Risks and uncertainties
- Channel feedback may not fully translate into company-level results - actual billings and revenue could diverge from reseller reports, impacting reported financials and investor expectations.
- Service revenue growth has shown variability - Truist noted that third-quarter service revenue growth of 12.7 percent year-over-year was slightly below expectations, which could be a drag on overall revenue momentum.

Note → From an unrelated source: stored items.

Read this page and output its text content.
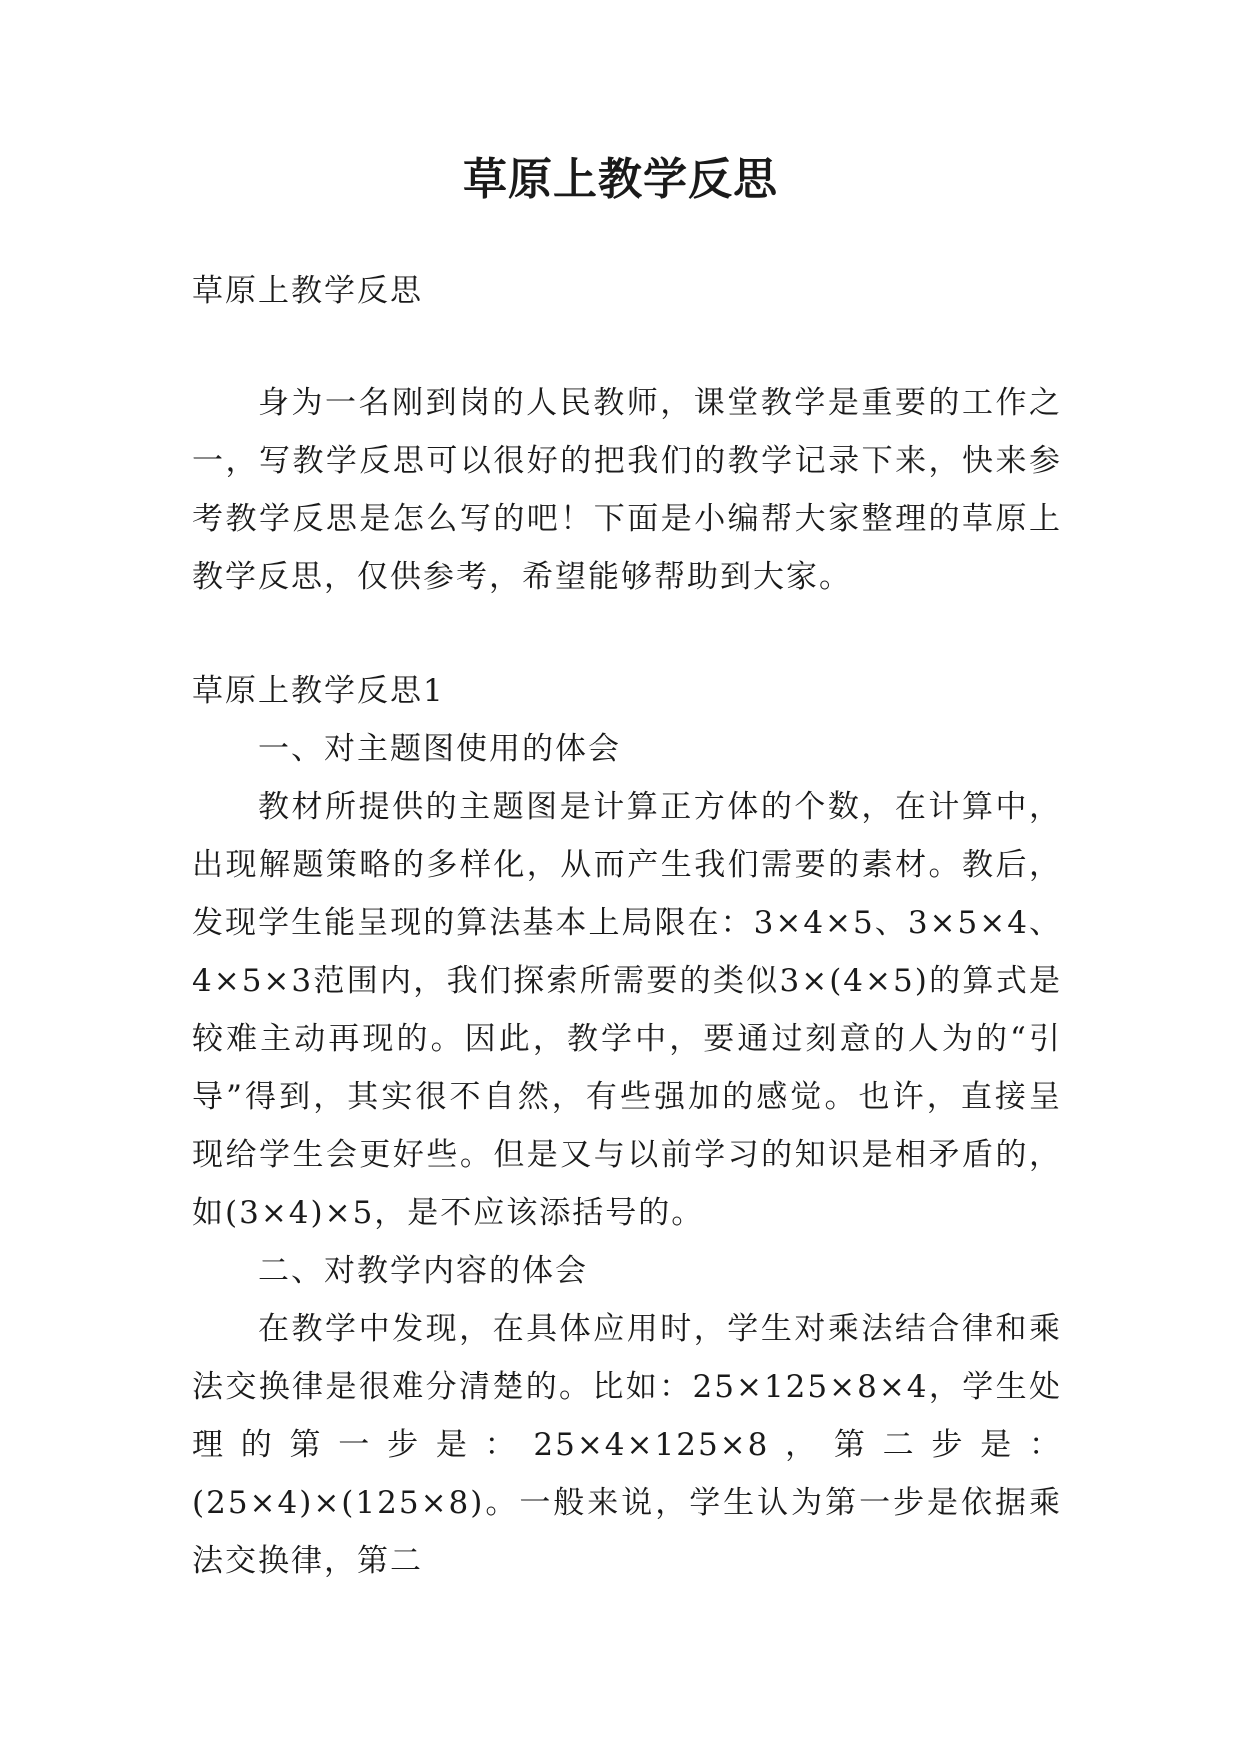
草原上教学反思

草原上教学反思

身为一名刚到岗的人民教师，课堂教学是重要的工作之一，写教学反思可以很好的把我们的教学记录下来，快来参考教学反思是怎么写的吧！下面是小编帮大家整理的草原上教学反思，仅供参考，希望能够帮助到大家。

草原上教学反思1

一、对主题图使用的体会

教材所提供的主题图是计算正方体的个数，在计算中，出现解题策略的多样化，从而产生我们需要的素材。教后，发现学生能呈现的算法基本上局限在：3×4×5、3×5×4、4×5×3范围内，我们探索所需要的类似3×(4×5)的算式是较难主动再现的。因此，教学中，要通过刻意的人为的“引导”得到，其实很不自然，有些强加的感觉。也许，直接呈现给学生会更好些。但是又与以前学习的知识是相矛盾的，如(3×4)×5，是不应该添括号的。

二、对教学内容的体会

在教学中发现，在具体应用时，学生对乘法结合律和乘法交换律是很难分清楚的。比如：25×125×8×4，学生处理的第一步是：25×4×125×8，第二步是：(25×4)×(125×8)。一般来说，学生认为第一步是依据乘法交换律，第二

- Analyst estimates and price targets vary, indicating uncertainty in how market demand and execution will affect Fortinet's near-term financials and valuation.
Conclusion
Rosenblatt's upgrade and higher target reflect positive signals from channel partners and a view that Fortinet is well positioned to benefit from network hardware refreshes, SASE adoption, and favorable tax treatment of capital expenditures. With the company set to report fourth-quarter 2025 results on February 5, 2026, investors and analysts will be closely monitoring whether the reported numbers validate the reseller checks and justify the revised outlooks and targets from multiple brokerages.